The American Society for Radiation Oncology (ASTRO) has released new guidelines for treating inoperable lung cancer patients with stereotactic body radiation therapy (SBRT).
Based on evidence from numerous studies and clinical trials, the guidelines mainly focus on various high-risk situations where SBRT can be used to attempt to cure a patient.
The report, “Stereotactic Body Radiotherapy for Early Stage Non-Small Cell Lung Cancer: An ASTRO Evidence-Based Guideline” — published in the journal Practical Radiation Oncology — has received endorsements from the International Association for the Study of Lung Cancer, the European Society for Radiotherapy & Oncology and the Royal Australian and New Zealand College of Radiologists.
“With longer life expectancies and more sophisticated diagnostic tools, we have seen a rise in the incidence of early-stage lung cancer, including among patients who are not able to undergo surgery or choose not to do so. SBRT provides an option for these patients, who otherwise may not have received curative, definitive treatment,” Dr. Gregory M.M. Videtic, a radiation oncologist at the Cleveland Clinic and co-chair of the task force that wrote the report, said in a press release. “Increasing access to this potentially life-saving treatment is essential to improve outcomes for the growing population of early-stage NSCLC patients.”

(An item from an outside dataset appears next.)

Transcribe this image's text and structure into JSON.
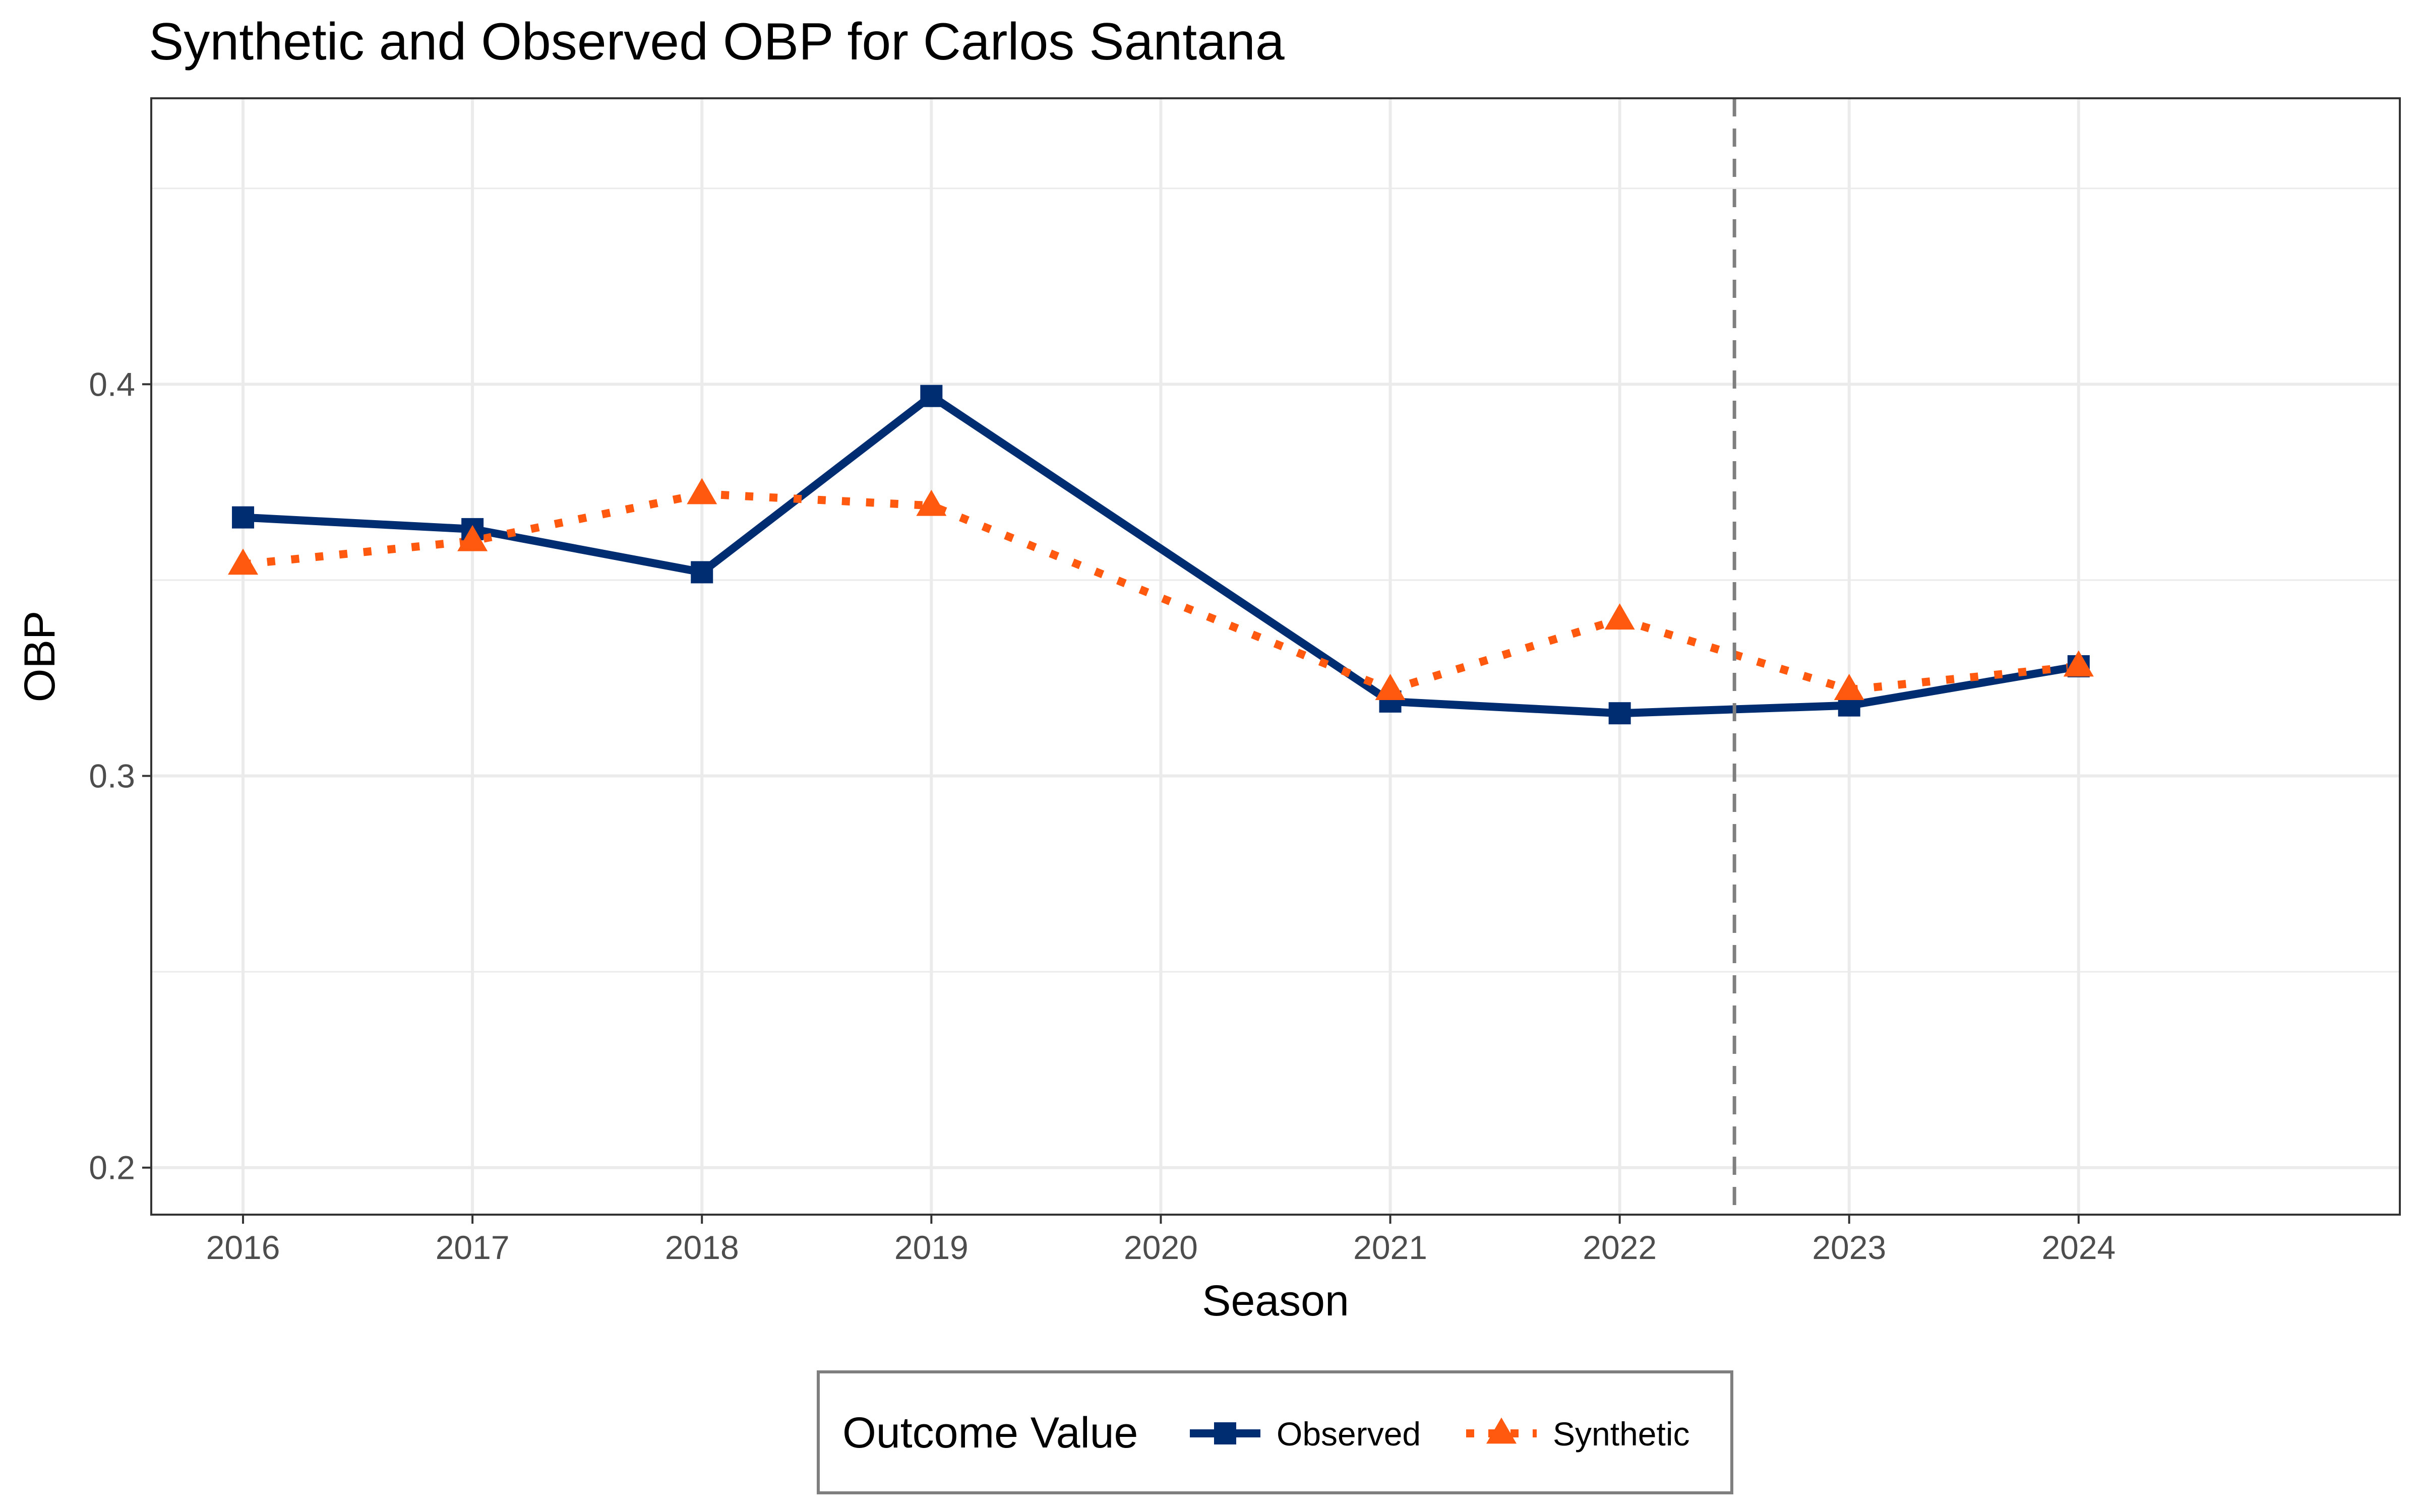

In contrast to traditional radiotherapy — which exposes a large part of the body to radiation — SBRT uses advanced computing to focus radiation on the tumor only. This allows much higher doses of radiation, but since healthy tissues are spared, toxic effects are minimal.

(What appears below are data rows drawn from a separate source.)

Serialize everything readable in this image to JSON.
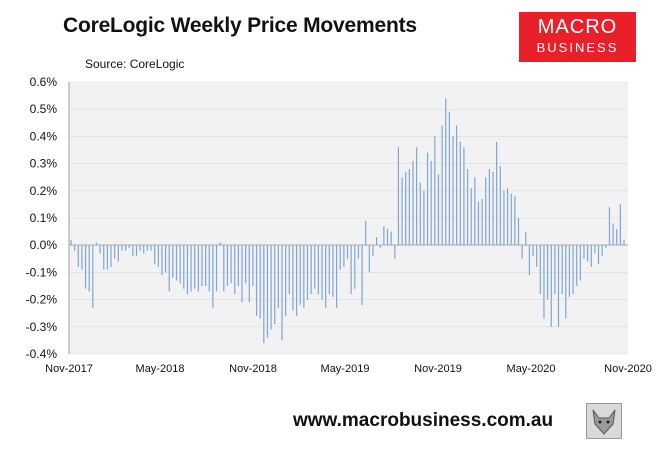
{
  "header": {
    "title": "CoreLogic Weekly Price Movements",
    "source": "Source: CoreLogic"
  },
  "logo": {
    "line1": "MACRO",
    "line2": "BUSINESS",
    "color": "#e8202a"
  },
  "footer": {
    "url": "www.macrobusiness.com.au"
  },
  "chart_data": {
    "type": "bar",
    "title": "CoreLogic Weekly Price Movements",
    "xlabel": "",
    "ylabel": "",
    "ylim": [
      -0.4,
      0.6
    ],
    "y_ticks": [
      "0.6%",
      "0.5%",
      "0.4%",
      "0.3%",
      "0.2%",
      "0.1%",
      "0.0%",
      "-0.1%",
      "-0.2%",
      "-0.3%",
      "-0.4%"
    ],
    "x_ticks": [
      "Nov-2017",
      "May-2018",
      "Nov-2018",
      "May-2019",
      "Nov-2019",
      "May-2020",
      "Nov-2020"
    ],
    "bar_color": "#7ea6d6",
    "plot_background": "#f2f2f2",
    "grid": true,
    "series": [
      {
        "values": [
          0.02,
          -0.02,
          -0.08,
          -0.09,
          -0.16,
          -0.17,
          -0.23,
          0.01,
          -0.03,
          -0.09,
          -0.09,
          -0.08,
          -0.05,
          -0.06,
          -0.02,
          -0.02,
          -0.01,
          -0.04,
          -0.04,
          -0.02,
          -0.03,
          -0.02,
          -0.02,
          -0.07,
          -0.08,
          -0.11,
          -0.1,
          -0.17,
          -0.12,
          -0.13,
          -0.14,
          -0.16,
          -0.18,
          -0.17,
          -0.16,
          -0.17,
          -0.15,
          -0.15,
          -0.17,
          -0.23,
          -0.17,
          0.01,
          -0.17,
          -0.15,
          -0.14,
          -0.18,
          -0.15,
          -0.21,
          -0.14,
          -0.21,
          -0.15,
          -0.26,
          -0.27,
          -0.36,
          -0.34,
          -0.31,
          -0.29,
          -0.23,
          -0.35,
          -0.26,
          -0.18,
          -0.24,
          -0.26,
          -0.22,
          -0.23,
          -0.2,
          -0.18,
          -0.16,
          -0.18,
          -0.2,
          -0.23,
          -0.18,
          -0.19,
          -0.23,
          -0.09,
          -0.08,
          -0.05,
          -0.18,
          -0.16,
          -0.05,
          -0.22,
          0.09,
          -0.1,
          -0.04,
          0.03,
          -0.01,
          0.07,
          0.06,
          0.05,
          -0.05,
          0.36,
          0.25,
          0.27,
          0.28,
          0.31,
          0.36,
          0.23,
          0.2,
          0.34,
          0.31,
          0.4,
          0.26,
          0.44,
          0.54,
          0.49,
          0.4,
          0.44,
          0.38,
          0.36,
          0.28,
          0.21,
          0.25,
          0.16,
          0.17,
          0.25,
          0.28,
          0.27,
          0.38,
          0.29,
          0.2,
          0.21,
          0.19,
          0.18,
          0.1,
          -0.05,
          0.05,
          -0.11,
          -0.04,
          -0.08,
          -0.18,
          -0.27,
          -0.2,
          -0.3,
          -0.18,
          -0.3,
          -0.18,
          -0.27,
          -0.19,
          -0.18,
          -0.15,
          -0.13,
          -0.05,
          -0.06,
          -0.08,
          -0.03,
          -0.07,
          -0.04,
          -0.01,
          0.14,
          0.08,
          0.06,
          0.15,
          0.02
        ]
      }
    ]
  }
}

The guideline focused on SBRT in early-stage patients with non-small cell lung cancer (NSCLC) in cases where the tumor cannot be surgically removed. For instance, it details the use of the method in patients who require salvage therapy after earlier surgery or radiotherapy. But the recommendation also covers tumors that are difficult to treat because they have grown into the chest wall, or grow close to sensitive structures, such as the windpipe.
The same is true for particularly risky cases in which the tumor grows in a central location in the lung.
Although ASTRO’s focus was on inoperable patients, the team also looked at patients who can be operated on. The use of SBRT in such patients is controversial, and researchers reviewed earlier studies to determine when the method is appropriate to use in this patient group.
“NSCLC is a complex disease, with a great deal of heterogeneity among patients,” said Dr. Megan E. Daly, also co-chair of the task force and a radiation oncologist at the University of California Davis. “This guideline reinforces SBRT as the standard of care for medically inoperable patients, but it also examines the safety and efficacy of SBRT in less traditional clinical scenarios, such as patients with larger tumors or recurrent patients with early-stage disease.”